十数年前に読んで以来、本作を読むのは二度目。
ずーっと、また読みたいなぁと思っていた。
連作の短編集で結構、長い作品だが今回も面白く読むことができた。
娯楽時代劇という言葉がこれほどピッタリな小説はないのではなかろうか。
まず、詩情がありユーモアがある。
そしてラブストーリーも血湧き肉躍るようなアクションもある。
サービスたっぷりの時代劇だ。
主人公の神名平四郎は知行千石の旗本の末弟(おそらく四男)。
亡父が台所働きの下女に産ませた子ということもあり神名家では肩身が狭い。
そんな訳で、神名家を出るべく雲弘流という流派の道場で親しくなった腕に覚えのある二人の友人、明石半太夫、北見十蔵と道場を立ち上げようとするが明石の裏切りで計画は頓挫してしまう。
道場を立ち上げると実家を飛び出したのはいいものの、長屋住まいの平四郎は糊口をしのぐために、よろずもめごとの仲裁という商売を始めることになる。
当初は仕事に事欠いていたが、いずれ夫婦のもめ事仲裁から養子の斡旋、仇討の取り下げの依頼など様々な頼み事が持ち込まれる。
そして、時には長兄の監物(けんもつ)のお役目がらみの仕事もやらなければならない。
言ってみればお人好しの探偵といったところか。
監物の敵役で登場する鳥居耀蔵は実在の人物。
十二代将軍、徳川家慶の下、老中である水野忠邦の天保の改革の下、目付や南町奉行として江戸庶民には恐れられるほどの圧政を行い、洋学者たちを弾圧した。

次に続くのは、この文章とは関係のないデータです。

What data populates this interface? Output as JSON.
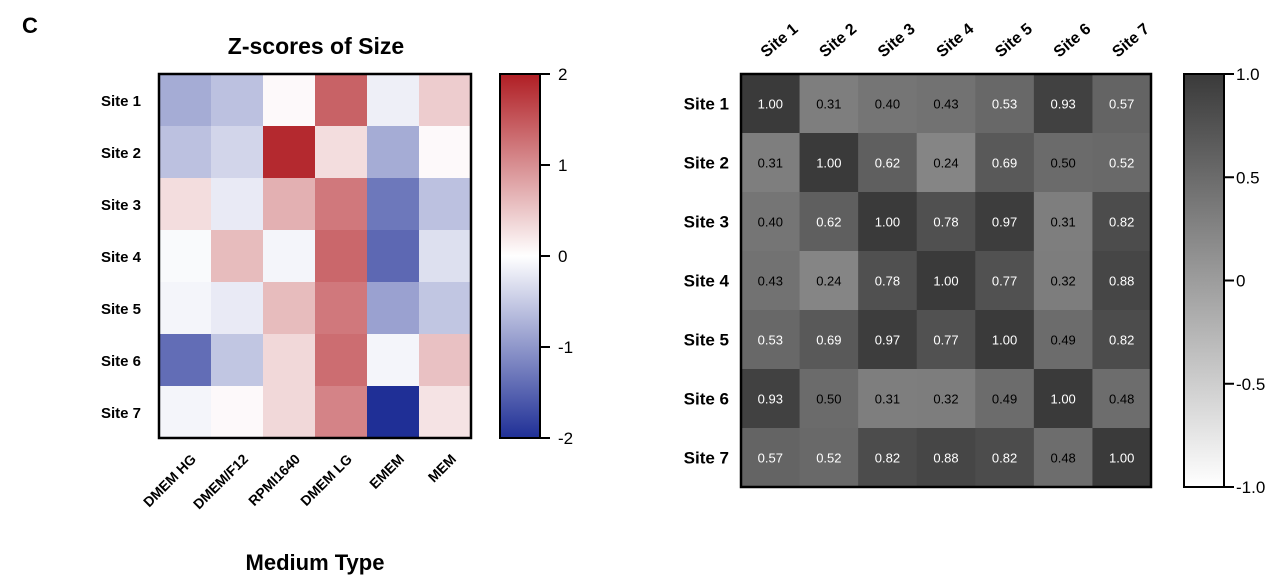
{
  "panel_label": "C",
  "chart_data": [
    {
      "type": "heatmap",
      "title": "Z-scores of Size",
      "xlabel": "Medium Type",
      "ylabel": "",
      "x_categories": [
        "DMEM HG",
        "DMEM/F12",
        "RPMI1640",
        "DMEM LG",
        "EMEM",
        "MEM"
      ],
      "y_categories": [
        "Site 1",
        "Site 2",
        "Site 3",
        "Site 4",
        "Site 5",
        "Site 6",
        "Site 7"
      ],
      "values": [
        [
          -0.8,
          -0.6,
          0.05,
          1.4,
          -0.15,
          0.45
        ],
        [
          -0.6,
          -0.4,
          1.9,
          0.3,
          -0.8,
          0.05
        ],
        [
          0.3,
          -0.2,
          0.7,
          1.2,
          -1.3,
          -0.6
        ],
        [
          -0.05,
          0.6,
          -0.1,
          1.35,
          -1.45,
          -0.3
        ],
        [
          -0.1,
          -0.2,
          0.6,
          1.2,
          -0.9,
          -0.55
        ],
        [
          -1.4,
          -0.55,
          0.35,
          1.3,
          -0.1,
          0.55
        ],
        [
          -0.1,
          0.05,
          0.35,
          1.1,
          -2.0,
          0.25
        ]
      ],
      "colorbar": {
        "min": -2,
        "max": 2,
        "ticks": [
          2,
          1,
          0,
          -1,
          -2
        ],
        "colors": {
          "low": "#1f2f96",
          "mid": "#ffffff",
          "high": "#b01e24"
        }
      }
    },
    {
      "type": "heatmap",
      "title": "",
      "xlabel": "",
      "ylabel": "",
      "x_categories": [
        "Site 1",
        "Site 2",
        "Site 3",
        "Site 4",
        "Site 5",
        "Site 6",
        "Site 7"
      ],
      "y_categories": [
        "Site 1",
        "Site 2",
        "Site 3",
        "Site 4",
        "Site 5",
        "Site 6",
        "Site 7"
      ],
      "values": [
        [
          1.0,
          0.31,
          0.4,
          0.43,
          0.53,
          0.93,
          0.57
        ],
        [
          0.31,
          1.0,
          0.62,
          0.24,
          0.69,
          0.5,
          0.52
        ],
        [
          0.4,
          0.62,
          1.0,
          0.78,
          0.97,
          0.31,
          0.82
        ],
        [
          0.43,
          0.24,
          0.78,
          1.0,
          0.77,
          0.32,
          0.88
        ],
        [
          0.53,
          0.69,
          0.97,
          0.77,
          1.0,
          0.49,
          0.82
        ],
        [
          0.93,
          0.5,
          0.31,
          0.32,
          0.49,
          1.0,
          0.48
        ],
        [
          0.57,
          0.52,
          0.82,
          0.88,
          0.82,
          0.48,
          1.0
        ]
      ],
      "cell_labels": [
        [
          "1.00",
          "0.31",
          "0.40",
          "0.43",
          "0.53",
          "0.93",
          "0.57"
        ],
        [
          "0.31",
          "1.00",
          "0.62",
          "0.24",
          "0.69",
          "0.50",
          "0.52"
        ],
        [
          "0.40",
          "0.62",
          "1.00",
          "0.78",
          "0.97",
          "0.31",
          "0.82"
        ],
        [
          "0.43",
          "0.24",
          "0.78",
          "1.00",
          "0.77",
          "0.32",
          "0.88"
        ],
        [
          "0.53",
          "0.69",
          "0.97",
          "0.77",
          "1.00",
          "0.49",
          "0.82"
        ],
        [
          "0.93",
          "0.50",
          "0.31",
          "0.32",
          "0.49",
          "1.00",
          "0.48"
        ],
        [
          "0.57",
          "0.52",
          "0.82",
          "0.88",
          "0.82",
          "0.48",
          "1.00"
        ]
      ],
      "colorbar": {
        "min": -1.0,
        "max": 1.0,
        "ticks": [
          "1.0",
          "0.5",
          "0",
          "-0.5",
          "-1.0"
        ],
        "colors": {
          "low": "#ffffff",
          "high": "#3a3a3a"
        }
      }
    }
  ]
}
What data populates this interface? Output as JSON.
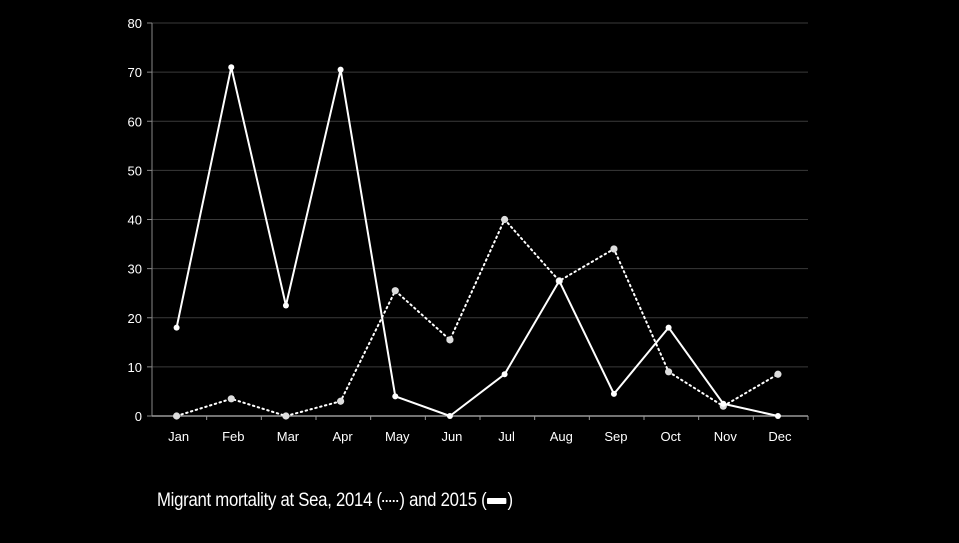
{
  "chart_data": {
    "type": "line",
    "title": "",
    "caption": {
      "text_before": "Migrant mortality at Sea, 2014 (",
      "text_middle": ") and 2015 (",
      "text_after": ")"
    },
    "categories": [
      "Jan",
      "Feb",
      "Mar",
      "Apr",
      "May",
      "Jun",
      "Jul",
      "Aug",
      "Sep",
      "Oct",
      "Nov",
      "Dec"
    ],
    "ylim": [
      0,
      80
    ],
    "yticks": [
      0,
      10,
      20,
      30,
      40,
      50,
      60,
      70,
      80
    ],
    "grid": true,
    "series": [
      {
        "name": "2014",
        "style": "dotted",
        "color": "#ffffff",
        "values": [
          0,
          3.5,
          0,
          3,
          25.5,
          15.5,
          40,
          27.5,
          34,
          9,
          2,
          8.5
        ]
      },
      {
        "name": "2015",
        "style": "solid",
        "color": "#ffffff",
        "values": [
          18,
          71,
          22.5,
          70.5,
          4,
          0,
          8.5,
          27.5,
          4.5,
          18,
          2.5,
          0
        ]
      }
    ],
    "legend": "caption-inline"
  }
}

文章は過不足がなく、読者が結末を想像できる段になったら、すっぱりと物語を切り上げてしまう。
だらだらと、最後まで書かないところもある。
絵やデザインでいうところの、余白が活きているかんじとでもいうのだろうか。
ゆったり読める。
やっぱり、上手い。
ホント、職人だと思う。
もはやかなわないが、現代を舞台にした探偵や警察もののミステリーなんか書いて欲しかったなぁ。
たまには、名人芸に触れたくなる。
いずれ、また、そんな感じでひも解くのだろうなと思う。